In order to animate Aladdin‘s character song “One Jump Ahead,” animator Glen Keane studied live-action dancers as they choreographed the movements of Aladdin running through the marketplace. The final animation was not a literal transcription of the movements, but rather added the illusion of a fleet-footedness that few (if any) human beings possess.
One of the most difficult characters to animate was the Magic Carpet, for a twofold reason: “… the Carpet has no face, no voice, he has no body. It’s sort of acting by origami,” animator Randy Cartwright explained. The second problem was the intricate Persian pattern on the carpet, which was finally “wallpapered” onto the finished hand-drawn animation by means of a computer program.
But the production really hit its stride when Robin Williams came on board as the Genie. In an unusual move for an animated film, the directors had Williams’ ad-lib all his dialogue. Musker and Clements would give Williams topics and direction for the dialogue, but allow him to just go crazy with his lines. Eric Goldberg, supervising animator for the Genie, then reviewed Williams’ recorded dialogue and selected the best gags and lines to fit into each scene. Typically, animators work from established dialogue. But in the case of using a someone so known for on the spot improvisation as Williams, letting him go wild was probably the best way to create more energy ion the film.
Williams did the film for scale- $75,000- but demanded that neither his name or image could be used to promote the film. Disney reneged on the deal, and this caused a rift between the two that lasted years. The first two direct to video Aladdin sequels featured Dan Castellaneta voicing the Genie because of this. Williams remained miffed at the studio until Katzenberg left, and his replacement Joe Roth apologies for the studio.
Further controversies continued to follow the film; one was incited by the American-Arab Anti-Discrimination Committee (ADC) who felt the lyrics to the opening song “Arabian Nights” were offensive to their sensibilities. Specifically, they felt the line “Where they cut off your ear if they don’t like your face” portrayed Arabs in a demeaning light. In July 1993 the line was changed to “Where it’s flat and immense and the heat is intense.”
Later, Anna Runge and the American Life League suggested (among other allegations) that Aladdin says “Good teenagers, take off your clothes,” to Rajah the Tiger during the balcony scene. The groups considered this a subliminal reference to promiscuity, and totally inappropriate for inclusion in a film their kids watched endlessly. Disney’s official statement was the line reads “Good kitty, take off and go…” and the word “kitty” is overlapped by Rajah’s snarl. After the word kitty, a second voice can be heard which has been suggested was accidentally grafted onto the soundtrack. Because of the controversy, Disney replaced the phrase with “Down, kitty” on the DVD release.

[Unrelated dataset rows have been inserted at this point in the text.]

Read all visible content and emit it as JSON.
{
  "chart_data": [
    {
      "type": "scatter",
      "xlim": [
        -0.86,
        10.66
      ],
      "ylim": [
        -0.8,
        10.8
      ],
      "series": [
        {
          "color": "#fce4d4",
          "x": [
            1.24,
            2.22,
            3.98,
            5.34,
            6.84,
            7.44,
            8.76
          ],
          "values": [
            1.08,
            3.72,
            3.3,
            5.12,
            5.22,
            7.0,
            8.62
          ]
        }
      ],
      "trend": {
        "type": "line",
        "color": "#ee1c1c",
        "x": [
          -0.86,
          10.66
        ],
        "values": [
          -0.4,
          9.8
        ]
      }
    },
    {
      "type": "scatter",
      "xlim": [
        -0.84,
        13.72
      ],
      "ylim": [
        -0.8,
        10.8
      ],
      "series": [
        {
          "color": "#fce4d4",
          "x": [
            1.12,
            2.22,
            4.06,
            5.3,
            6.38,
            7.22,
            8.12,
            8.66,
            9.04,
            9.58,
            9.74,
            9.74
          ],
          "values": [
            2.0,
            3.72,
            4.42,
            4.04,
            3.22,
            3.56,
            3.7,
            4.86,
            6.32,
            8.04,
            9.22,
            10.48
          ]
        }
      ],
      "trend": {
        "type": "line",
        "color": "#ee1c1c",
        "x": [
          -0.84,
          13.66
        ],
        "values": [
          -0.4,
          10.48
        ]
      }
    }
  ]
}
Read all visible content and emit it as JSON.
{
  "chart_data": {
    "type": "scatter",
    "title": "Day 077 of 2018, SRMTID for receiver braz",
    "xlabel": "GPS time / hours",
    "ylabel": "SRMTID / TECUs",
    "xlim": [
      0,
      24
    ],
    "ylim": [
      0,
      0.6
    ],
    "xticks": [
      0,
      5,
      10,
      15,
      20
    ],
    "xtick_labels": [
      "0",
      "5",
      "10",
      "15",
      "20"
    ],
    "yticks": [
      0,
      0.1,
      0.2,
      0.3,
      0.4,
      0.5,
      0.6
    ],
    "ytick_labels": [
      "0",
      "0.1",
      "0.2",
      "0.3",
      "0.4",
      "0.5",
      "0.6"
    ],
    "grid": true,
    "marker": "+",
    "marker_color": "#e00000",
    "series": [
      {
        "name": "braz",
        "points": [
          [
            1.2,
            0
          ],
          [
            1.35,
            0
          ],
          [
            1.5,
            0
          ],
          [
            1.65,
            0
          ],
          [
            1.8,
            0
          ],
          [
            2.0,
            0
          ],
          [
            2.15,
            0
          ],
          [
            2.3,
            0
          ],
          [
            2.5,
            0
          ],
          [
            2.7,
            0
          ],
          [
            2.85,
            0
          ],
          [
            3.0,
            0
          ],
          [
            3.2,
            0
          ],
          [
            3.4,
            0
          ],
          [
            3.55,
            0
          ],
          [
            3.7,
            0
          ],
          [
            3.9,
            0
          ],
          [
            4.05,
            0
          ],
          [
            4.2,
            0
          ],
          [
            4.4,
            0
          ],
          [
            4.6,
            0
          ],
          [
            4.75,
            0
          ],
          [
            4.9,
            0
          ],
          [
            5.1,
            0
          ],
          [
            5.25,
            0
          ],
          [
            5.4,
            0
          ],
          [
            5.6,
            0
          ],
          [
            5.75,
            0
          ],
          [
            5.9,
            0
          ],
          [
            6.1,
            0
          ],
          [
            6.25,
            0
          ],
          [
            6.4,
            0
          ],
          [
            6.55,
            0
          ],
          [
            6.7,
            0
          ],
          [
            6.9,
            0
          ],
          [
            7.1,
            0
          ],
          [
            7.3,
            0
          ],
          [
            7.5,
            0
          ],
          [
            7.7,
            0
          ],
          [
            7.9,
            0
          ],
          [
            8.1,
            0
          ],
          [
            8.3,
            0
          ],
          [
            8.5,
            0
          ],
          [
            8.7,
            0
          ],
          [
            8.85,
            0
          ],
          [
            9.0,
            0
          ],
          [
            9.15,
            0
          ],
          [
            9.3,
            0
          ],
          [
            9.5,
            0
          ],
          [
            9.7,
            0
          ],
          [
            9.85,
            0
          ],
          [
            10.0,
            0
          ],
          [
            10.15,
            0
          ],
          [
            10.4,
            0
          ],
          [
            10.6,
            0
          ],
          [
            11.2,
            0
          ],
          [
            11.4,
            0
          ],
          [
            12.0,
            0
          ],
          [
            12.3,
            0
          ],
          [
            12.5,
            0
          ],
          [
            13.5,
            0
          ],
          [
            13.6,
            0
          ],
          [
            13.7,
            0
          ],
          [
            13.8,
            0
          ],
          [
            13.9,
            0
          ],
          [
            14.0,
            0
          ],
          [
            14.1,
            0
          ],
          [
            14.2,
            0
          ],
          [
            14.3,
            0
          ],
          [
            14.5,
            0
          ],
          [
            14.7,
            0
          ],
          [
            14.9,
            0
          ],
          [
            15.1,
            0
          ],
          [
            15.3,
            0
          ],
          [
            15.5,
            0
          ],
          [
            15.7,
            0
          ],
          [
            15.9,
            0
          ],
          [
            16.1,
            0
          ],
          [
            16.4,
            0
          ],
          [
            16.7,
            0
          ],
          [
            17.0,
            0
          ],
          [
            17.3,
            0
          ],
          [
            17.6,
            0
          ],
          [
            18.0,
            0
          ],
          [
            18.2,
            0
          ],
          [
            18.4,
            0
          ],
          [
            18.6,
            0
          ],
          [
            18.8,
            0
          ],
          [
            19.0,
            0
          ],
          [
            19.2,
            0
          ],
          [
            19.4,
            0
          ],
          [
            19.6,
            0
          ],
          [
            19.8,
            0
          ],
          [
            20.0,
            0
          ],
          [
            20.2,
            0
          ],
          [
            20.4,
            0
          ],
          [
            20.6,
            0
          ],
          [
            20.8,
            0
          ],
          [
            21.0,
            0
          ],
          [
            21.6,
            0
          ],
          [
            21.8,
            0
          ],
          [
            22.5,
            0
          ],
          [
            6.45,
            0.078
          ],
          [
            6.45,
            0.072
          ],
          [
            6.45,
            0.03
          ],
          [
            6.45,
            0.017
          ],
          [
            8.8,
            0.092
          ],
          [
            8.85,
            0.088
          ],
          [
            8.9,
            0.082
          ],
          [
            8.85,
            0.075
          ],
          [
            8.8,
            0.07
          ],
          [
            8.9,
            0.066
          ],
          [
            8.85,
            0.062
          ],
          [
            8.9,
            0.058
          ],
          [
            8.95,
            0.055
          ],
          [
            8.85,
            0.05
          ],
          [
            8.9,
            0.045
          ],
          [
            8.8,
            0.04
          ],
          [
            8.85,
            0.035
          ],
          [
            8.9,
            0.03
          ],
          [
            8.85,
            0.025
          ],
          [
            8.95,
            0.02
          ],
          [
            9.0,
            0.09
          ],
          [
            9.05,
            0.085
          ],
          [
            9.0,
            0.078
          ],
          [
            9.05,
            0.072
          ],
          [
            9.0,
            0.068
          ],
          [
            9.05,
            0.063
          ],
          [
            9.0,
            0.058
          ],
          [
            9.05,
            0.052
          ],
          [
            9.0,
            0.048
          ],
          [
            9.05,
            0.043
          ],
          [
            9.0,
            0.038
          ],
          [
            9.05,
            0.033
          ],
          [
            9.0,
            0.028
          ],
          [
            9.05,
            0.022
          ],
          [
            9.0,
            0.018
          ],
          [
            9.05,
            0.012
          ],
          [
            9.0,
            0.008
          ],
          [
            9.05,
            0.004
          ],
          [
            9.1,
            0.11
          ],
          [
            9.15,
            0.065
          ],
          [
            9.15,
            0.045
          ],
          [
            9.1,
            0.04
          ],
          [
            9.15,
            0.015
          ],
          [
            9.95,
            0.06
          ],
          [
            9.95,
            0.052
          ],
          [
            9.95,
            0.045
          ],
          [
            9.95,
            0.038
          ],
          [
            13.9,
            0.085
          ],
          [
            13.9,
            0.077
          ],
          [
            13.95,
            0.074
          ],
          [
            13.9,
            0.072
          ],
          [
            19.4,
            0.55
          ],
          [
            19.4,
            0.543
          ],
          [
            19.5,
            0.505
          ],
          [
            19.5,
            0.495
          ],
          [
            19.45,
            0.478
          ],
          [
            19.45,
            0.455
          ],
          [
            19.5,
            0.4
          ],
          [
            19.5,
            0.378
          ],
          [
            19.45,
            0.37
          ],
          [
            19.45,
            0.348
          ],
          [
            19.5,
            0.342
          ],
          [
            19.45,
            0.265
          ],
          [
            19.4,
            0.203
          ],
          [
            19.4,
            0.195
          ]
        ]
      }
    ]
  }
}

The film was made for about 28 million dollars. It ended up making back 20 million its first weekend, and 207 million US /504 million worldwide in its initial release. A slow climber, it opened as the number two film in the US, but by its fifth week had risen to number one, a rank it held 5 times during its 22 week run. Aladdin is the twenty-sixth highest grossing animated film and the third highest grossing traditionally animated feature worldwide, behind The Lion King and The Simpsons Movie.
Aladdin set a new record for video sales, according to The Guinness Book of Records. The video was released in North America in October 1993, and had sold over 24 million units in the United States and Canada by April 1994.
The film achieved record admissions in Brazil, where the video sold 280,000 units, also setting a new record for video sales in that country. The video also set a sales record in Japan (2.2 million copies by 1997).
Although the sultan allows Aladdin and Jasmine to wed, they don’t actually manage this until the end of the second sequel.